Dann sind Sie wohl die Ausnahme, welche die Regel bestätigt. Ihr Film ist eine eher traurige Komödie. Zwei Menschen verlieben sich Knall auf Fall, wollen heiraten und bestellen dafür auch gleich einen Termin. Doch dann scheitert die Beziehung bereits, noch bevor alles so richtig los gehen kann. Das geplante Hochzeitsfest wird eine große Trennungsparty, es gibt kein Happy End.
Dass man Filme wie diesen noch machen kann, also eine Komödie, die nicht zum lauten Lachen oder zum Schenkelklopfen animieren will, ist schon etwas Besonderes, weil sich das der behaupteten Kommerzialität im deutschen Fernsehen einigermaßen entzieht. Dass das noch möglich ist, finde ich schon bemerkenswert. Der Film ist nun mal nicht auf Kracher und Effekte angelegt, und meine Figuren hängen Gedanken nach, die in unserem Fernsehalltag ziemlich ungewöhnlich sind.

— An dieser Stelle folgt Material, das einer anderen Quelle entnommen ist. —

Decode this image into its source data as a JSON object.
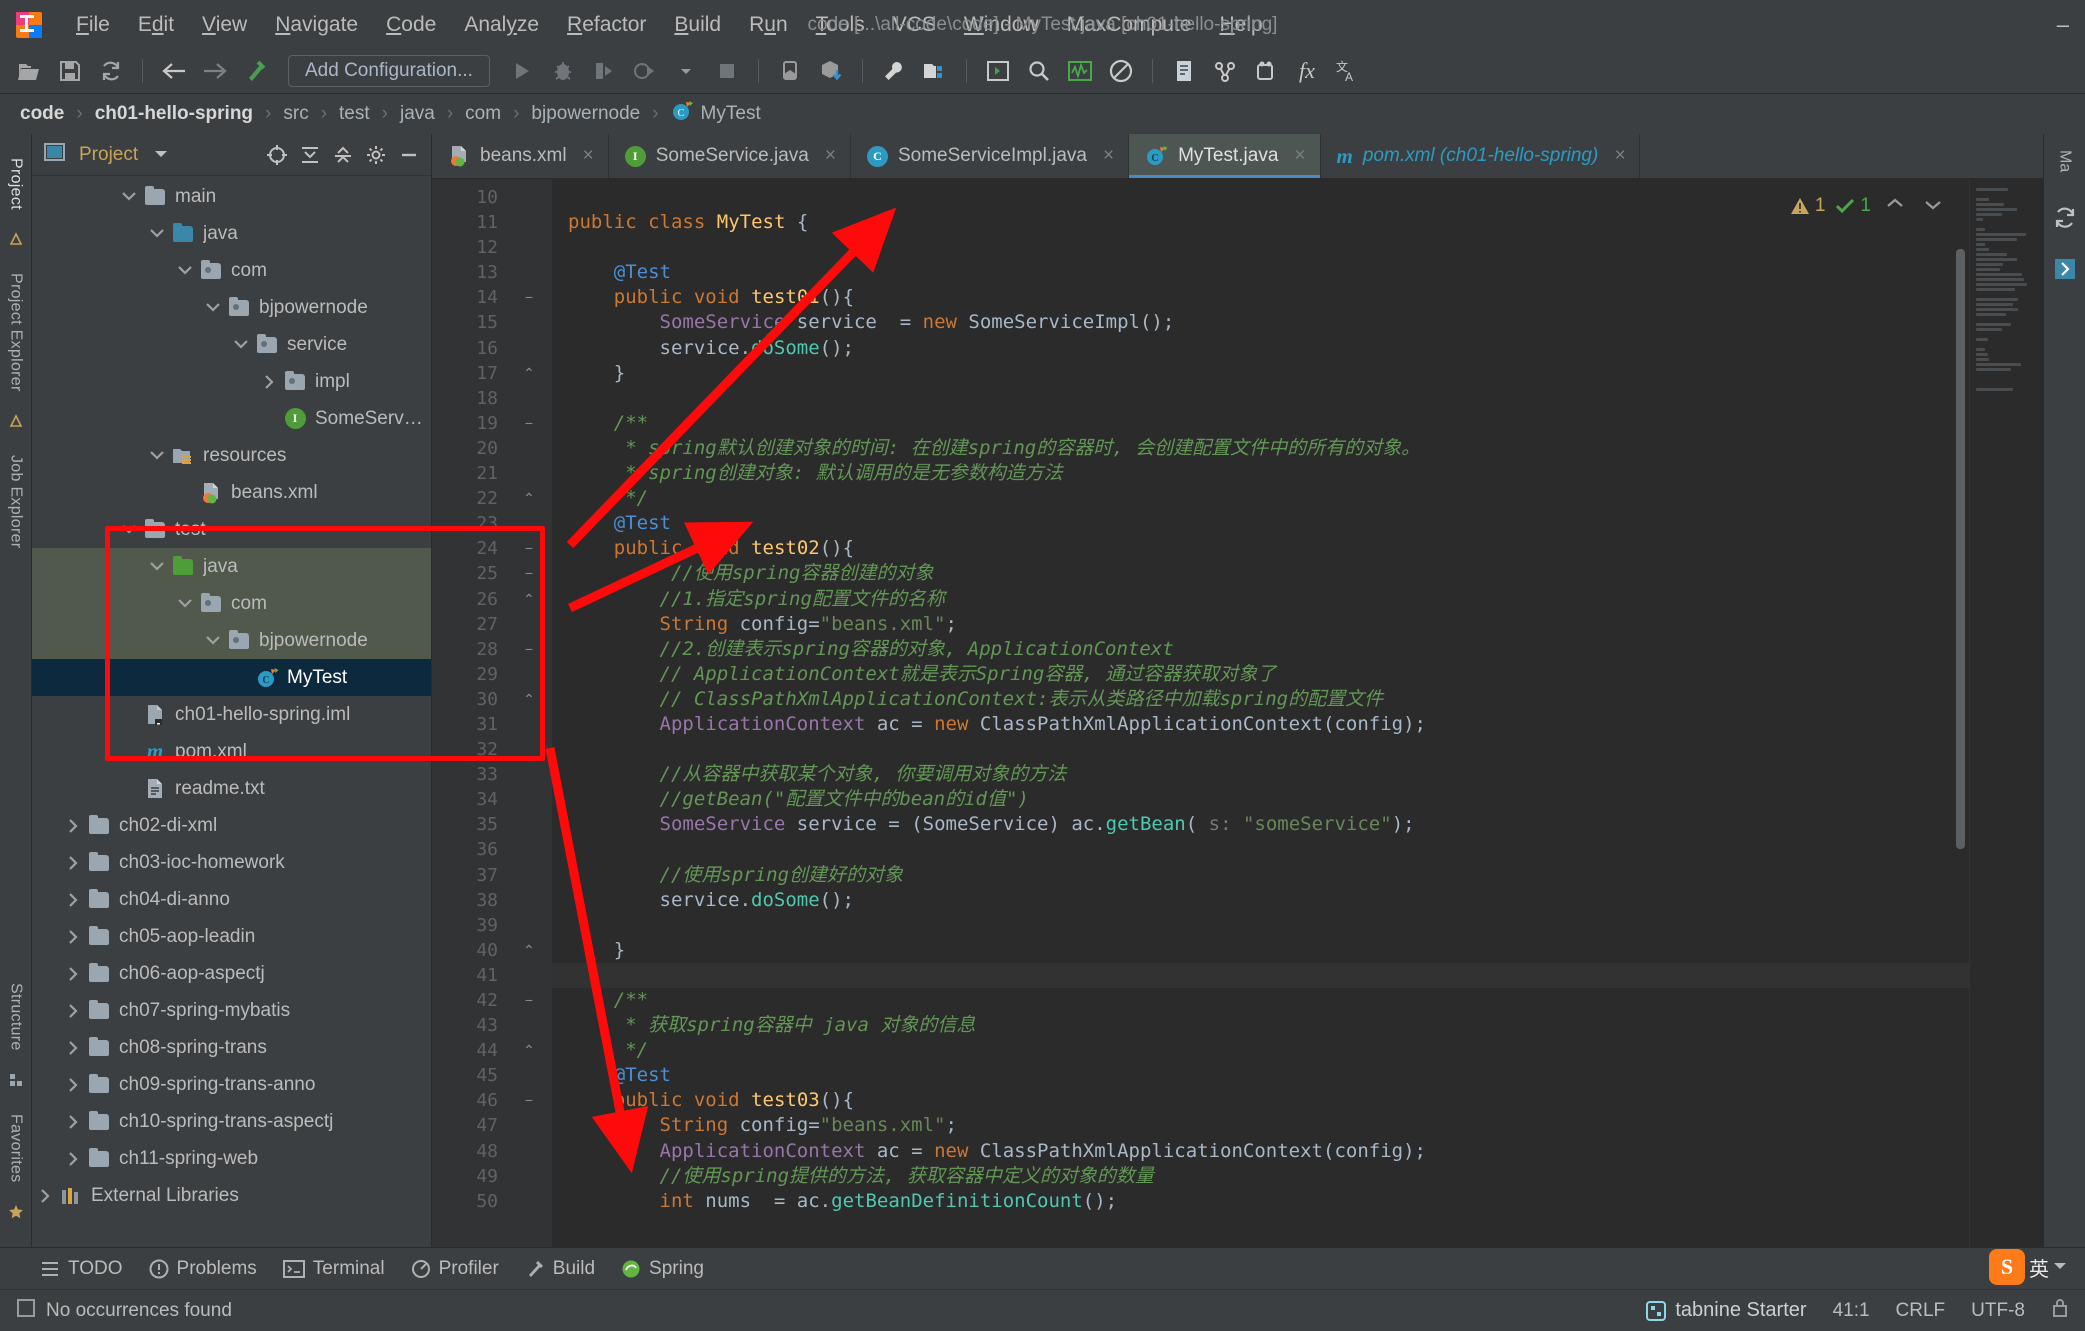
{
  "window": {
    "title": "code [...\\all-code\\code] - MyTest.java [ch01-hello-spring]",
    "minimize": "–"
  },
  "menu": {
    "items": [
      "File",
      "Edit",
      "View",
      "Navigate",
      "Code",
      "Analyze",
      "Refactor",
      "Build",
      "Run",
      "Tools",
      "VCS",
      "Window",
      "MaxCompute",
      "Help"
    ]
  },
  "toolbar": {
    "add_configuration": "Add Configuration...",
    "icons": [
      "open-folder-icon",
      "save-icon",
      "sync-icon",
      "back-arrow-icon",
      "forward-arrow-icon",
      "build-hammer-icon",
      "run-icon",
      "debug-icon",
      "run-coverage-icon",
      "profile-icon",
      "dropdown-icon",
      "stop-icon",
      "device-icon",
      "install-icon",
      "settings-wrench-icon",
      "project-structure-icon",
      "terminal-icon",
      "search-icon",
      "monitor-icon",
      "no-entry-icon",
      "notes-icon",
      "vcs-update-icon",
      "plugins-icon",
      "fx-icon",
      "translate-icon"
    ]
  },
  "breadcrumbs": [
    {
      "label": "code",
      "bold": true
    },
    {
      "label": "ch01-hello-spring",
      "bold": true
    },
    {
      "label": "src",
      "bold": false
    },
    {
      "label": "test",
      "bold": false
    },
    {
      "label": "java",
      "bold": false
    },
    {
      "label": "com",
      "bold": false
    },
    {
      "label": "bjpowernode",
      "bold": false
    },
    {
      "label": "MyTest",
      "bold": false,
      "icon": "java-class-icon"
    }
  ],
  "left_rail": {
    "project_label": "Project",
    "project_explorer_label": "Project Explorer",
    "job_explorer_label": "Job Explorer",
    "structure_label": "Structure",
    "favorites_label": "Favorites"
  },
  "right_rail": {
    "maven_label": "Ma"
  },
  "project_panel": {
    "title": "Project",
    "tools": [
      "locate-icon",
      "expand-all-icon",
      "collapse-all-icon",
      "settings-gear-icon",
      "hide-icon"
    ],
    "tree": [
      {
        "label": "main",
        "indent": 3,
        "twig": "v",
        "icon": "folder-gray",
        "state": "normal"
      },
      {
        "label": "java",
        "indent": 4,
        "twig": "v",
        "icon": "folder-blue",
        "state": "normal"
      },
      {
        "label": "com",
        "indent": 5,
        "twig": "v",
        "icon": "folder-pkg",
        "state": "normal"
      },
      {
        "label": "bjpowernode",
        "indent": 6,
        "twig": "v",
        "icon": "folder-pkg",
        "state": "normal"
      },
      {
        "label": "service",
        "indent": 7,
        "twig": "v",
        "icon": "folder-pkg",
        "state": "normal"
      },
      {
        "label": "impl",
        "indent": 8,
        "twig": ">",
        "icon": "folder-pkg",
        "state": "normal"
      },
      {
        "label": "SomeService",
        "indent": 8,
        "twig": "",
        "icon": "interface-icon",
        "state": "normal"
      },
      {
        "label": "resources",
        "indent": 4,
        "twig": "v",
        "icon": "folder-res",
        "state": "normal"
      },
      {
        "label": "beans.xml",
        "indent": 5,
        "twig": "",
        "icon": "spring-xml-icon",
        "state": "normal"
      },
      {
        "label": "test",
        "indent": 3,
        "twig": "v",
        "icon": "folder-gray",
        "state": "normal"
      },
      {
        "label": "java",
        "indent": 4,
        "twig": "v",
        "icon": "folder-green",
        "state": "green"
      },
      {
        "label": "com",
        "indent": 5,
        "twig": "v",
        "icon": "folder-pkg",
        "state": "green"
      },
      {
        "label": "bjpowernode",
        "indent": 6,
        "twig": "v",
        "icon": "folder-pkg",
        "state": "green"
      },
      {
        "label": "MyTest",
        "indent": 7,
        "twig": "",
        "icon": "java-class-icon",
        "state": "selected"
      },
      {
        "label": "ch01-hello-spring.iml",
        "indent": 3,
        "twig": "",
        "icon": "iml-icon",
        "state": "normal"
      },
      {
        "label": "pom.xml",
        "indent": 3,
        "twig": "",
        "icon": "maven-icon",
        "state": "normal"
      },
      {
        "label": "readme.txt",
        "indent": 3,
        "twig": "",
        "icon": "text-file-icon",
        "state": "normal"
      },
      {
        "label": "ch02-di-xml",
        "indent": 1,
        "twig": ">",
        "icon": "folder-gray",
        "state": "normal"
      },
      {
        "label": "ch03-ioc-homework",
        "indent": 1,
        "twig": ">",
        "icon": "folder-gray",
        "state": "normal"
      },
      {
        "label": "ch04-di-anno",
        "indent": 1,
        "twig": ">",
        "icon": "folder-gray",
        "state": "normal"
      },
      {
        "label": "ch05-aop-leadin",
        "indent": 1,
        "twig": ">",
        "icon": "folder-gray",
        "state": "normal"
      },
      {
        "label": "ch06-aop-aspectj",
        "indent": 1,
        "twig": ">",
        "icon": "folder-gray",
        "state": "normal"
      },
      {
        "label": "ch07-spring-mybatis",
        "indent": 1,
        "twig": ">",
        "icon": "folder-gray",
        "state": "normal"
      },
      {
        "label": "ch08-spring-trans",
        "indent": 1,
        "twig": ">",
        "icon": "folder-gray",
        "state": "normal"
      },
      {
        "label": "ch09-spring-trans-anno",
        "indent": 1,
        "twig": ">",
        "icon": "folder-gray",
        "state": "normal"
      },
      {
        "label": "ch10-spring-trans-aspectj",
        "indent": 1,
        "twig": ">",
        "icon": "folder-gray",
        "state": "normal"
      },
      {
        "label": "ch11-spring-web",
        "indent": 1,
        "twig": ">",
        "icon": "folder-gray",
        "state": "normal"
      },
      {
        "label": "External Libraries",
        "indent": 0,
        "twig": ">",
        "icon": "libraries-icon",
        "state": "normal"
      }
    ]
  },
  "editor": {
    "tabs": [
      {
        "label": "beans.xml",
        "icon": "spring-xml-icon",
        "active": false
      },
      {
        "label": "SomeService.java",
        "icon": "interface-icon",
        "active": false
      },
      {
        "label": "SomeServiceImpl.java",
        "icon": "class-icon",
        "active": false
      },
      {
        "label": "MyTest.java",
        "icon": "java-class-icon",
        "active": true
      },
      {
        "label": "pom.xml (ch01-hello-spring)",
        "icon": "maven-icon",
        "active": false
      }
    ],
    "close_glyph": "×",
    "warning_count": "1",
    "ok_count": "1",
    "first_line_number": 10,
    "lines": [
      {
        "n": 10,
        "html": ""
      },
      {
        "n": 11,
        "html": "<span class='kw'>public</span> <span class='kw'>class</span> <span class='mtd'>MyTest</span> {",
        "run": "»"
      },
      {
        "n": 12,
        "html": ""
      },
      {
        "n": 13,
        "html": "    <span class='anno'>@Test</span>"
      },
      {
        "n": 14,
        "html": "    <span class='kw'>public</span> <span class='kw'>void</span> <span class='mtd'>test01</span>(){",
        "run": "▶",
        "fold": "−"
      },
      {
        "n": 15,
        "html": "        <span class='fld'>SomeService</span> service  = <span class='kw'>new</span> SomeServiceImpl();"
      },
      {
        "n": 16,
        "html": "        service.<span class='cyan'>doSome</span>();"
      },
      {
        "n": 17,
        "html": "    }",
        "fold": "⌃"
      },
      {
        "n": 18,
        "html": ""
      },
      {
        "n": 19,
        "html": "    <span class='cmt'>/**</span>",
        "fold": "−"
      },
      {
        "n": 20,
        "html": "     <span class='cmt'>* spring默认创建对象的时间: 在创建spring的容器时, 会创建配置文件中的所有的对象。</span>"
      },
      {
        "n": 21,
        "html": "     <span class='cmt'>* spring创建对象: 默认调用的是无参数构造方法</span>"
      },
      {
        "n": 22,
        "html": "     <span class='cmt'>*/</span>",
        "fold": "⌃"
      },
      {
        "n": 23,
        "html": "    <span class='anno'>@Test</span>"
      },
      {
        "n": 24,
        "html": "    <span class='kw'>public</span> <span class='kw'>void</span> <span class='mtd'>test02</span>(){",
        "run": "▶",
        "fold": "−"
      },
      {
        "n": 25,
        "html": "         <span class='cmt'>//使用spring容器创建的对象</span>",
        "fold": "−"
      },
      {
        "n": 26,
        "html": "        <span class='cmt'>//1.指定spring配置文件的名称</span>",
        "fold": "⌃"
      },
      {
        "n": 27,
        "html": "        <span class='kw'>String</span> config=<span class='str'>\"beans.xml\"</span>;"
      },
      {
        "n": 28,
        "html": "        <span class='cmt'>//2.创建表示spring容器的对象, ApplicationContext</span>",
        "fold": "−"
      },
      {
        "n": 29,
        "html": "        <span class='cmt'>// ApplicationContext就是表示Spring容器, 通过容器获取对象了</span>"
      },
      {
        "n": 30,
        "html": "        <span class='cmt'>// ClassPathXmlApplicationContext:表示从类路径中加载spring的配置文件</span>",
        "fold": "⌃"
      },
      {
        "n": 31,
        "html": "        <span class='fld'>ApplicationContext</span> ac = <span class='kw'>new</span> ClassPathXmlApplicationContext(config);"
      },
      {
        "n": 32,
        "html": ""
      },
      {
        "n": 33,
        "html": "        <span class='cmt'>//从容器中获取某个对象, 你要调用对象的方法</span>"
      },
      {
        "n": 34,
        "html": "        <span class='cmt'>//getBean(\"配置文件中的bean的id值\")</span>"
      },
      {
        "n": 35,
        "html": "        <span class='fld'>SomeService</span> service = (SomeService) ac.<span class='cyan'>getBean</span>( <span class='hint'>s:</span> <span class='str'>\"someService\"</span>);"
      },
      {
        "n": 36,
        "html": ""
      },
      {
        "n": 37,
        "html": "        <span class='cmt'>//使用spring创建好的对象</span>"
      },
      {
        "n": 38,
        "html": "        service.<span class='cyan'>doSome</span>();"
      },
      {
        "n": 39,
        "html": ""
      },
      {
        "n": 40,
        "html": "    }",
        "fold": "⌃"
      },
      {
        "n": 41,
        "html": "",
        "current": true
      },
      {
        "n": 42,
        "html": "    <span class='cmt'>/**</span>",
        "fold": "−"
      },
      {
        "n": 43,
        "html": "     <span class='cmt'>* 获取spring容器中 java 对象的信息</span>"
      },
      {
        "n": 44,
        "html": "     <span class='cmt'>*/</span>",
        "fold": "⌃"
      },
      {
        "n": 45,
        "html": "    <span class='anno'>@Test</span>"
      },
      {
        "n": 46,
        "html": "    <span class='kw'>public</span> <span class='kw'>void</span> <span class='mtd'>test03</span>(){",
        "run": "▶",
        "fold": "−"
      },
      {
        "n": 47,
        "html": "        <span class='kw'>String</span> config=<span class='str'>\"beans.xml\"</span>;"
      },
      {
        "n": 48,
        "html": "        <span class='fld'>ApplicationContext</span> ac = <span class='kw'>new</span> ClassPathXmlApplicationContext(config);"
      },
      {
        "n": 49,
        "html": "        <span class='cmt'>//使用spring提供的方法, 获取容器中定义的对象的数量</span>"
      },
      {
        "n": 50,
        "html": "        <span class='kw'>int</span> nums  = ac.<span class='cyan'>getBeanDefinitionCount</span>();"
      }
    ]
  },
  "toolwindow_bar": {
    "items": [
      {
        "label": "TODO",
        "icon": "todo-icon"
      },
      {
        "label": "Problems",
        "icon": "problems-icon"
      },
      {
        "label": "Terminal",
        "icon": "terminal-icon"
      },
      {
        "label": "Profiler",
        "icon": "profiler-icon"
      },
      {
        "label": "Build",
        "icon": "build-icon"
      },
      {
        "label": "Spring",
        "icon": "spring-icon"
      }
    ]
  },
  "statusbar": {
    "message": "No occurrences found",
    "tabnine": "tabnine Starter",
    "caret": "41:1",
    "line_separator": "CRLF",
    "encoding": "UTF-8"
  },
  "ime": {
    "label": "英"
  },
  "colors": {
    "accent": "#4a88c7",
    "selection": "#0d293e",
    "green_highlight": "#51584c",
    "annotation_red": "#ff0a0a",
    "warning": "#c8a45a",
    "ok": "#49a949"
  }
}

Trotzdem: Ihr Film ist eine Komödie, die dem etwas abgegriffenen Genre der "Beziehungskisten" zugeordnet werden kann, wenn auch ins Melancholische, Absurde überdreht.
Ich schätze Komödien eben sehr. Aus Erfahrung weiß ich, dass sie das Allerschwierigste sind. Aber ich finde, dass Komödien eine wunderbare Tonart sind, um sich mit unserem Dasein auseinander zu setzen. Das ist dann weit entfernt von der Klamotte. Man sieht die Welt mit einem ganz bestimmten Blick aus den Augenwinkeln heraus.
Offensichtlich pflegen Sie, ganz wie als Schauspieler, das ironisch gebrochene Spiel, den doppelten Boden. Gibt es denn auch ganz bestimmte Vorbilder für Sie? Sie kommen immerhin auch aus der Theaterstadt Wien, wo Nestroy zu Hause war.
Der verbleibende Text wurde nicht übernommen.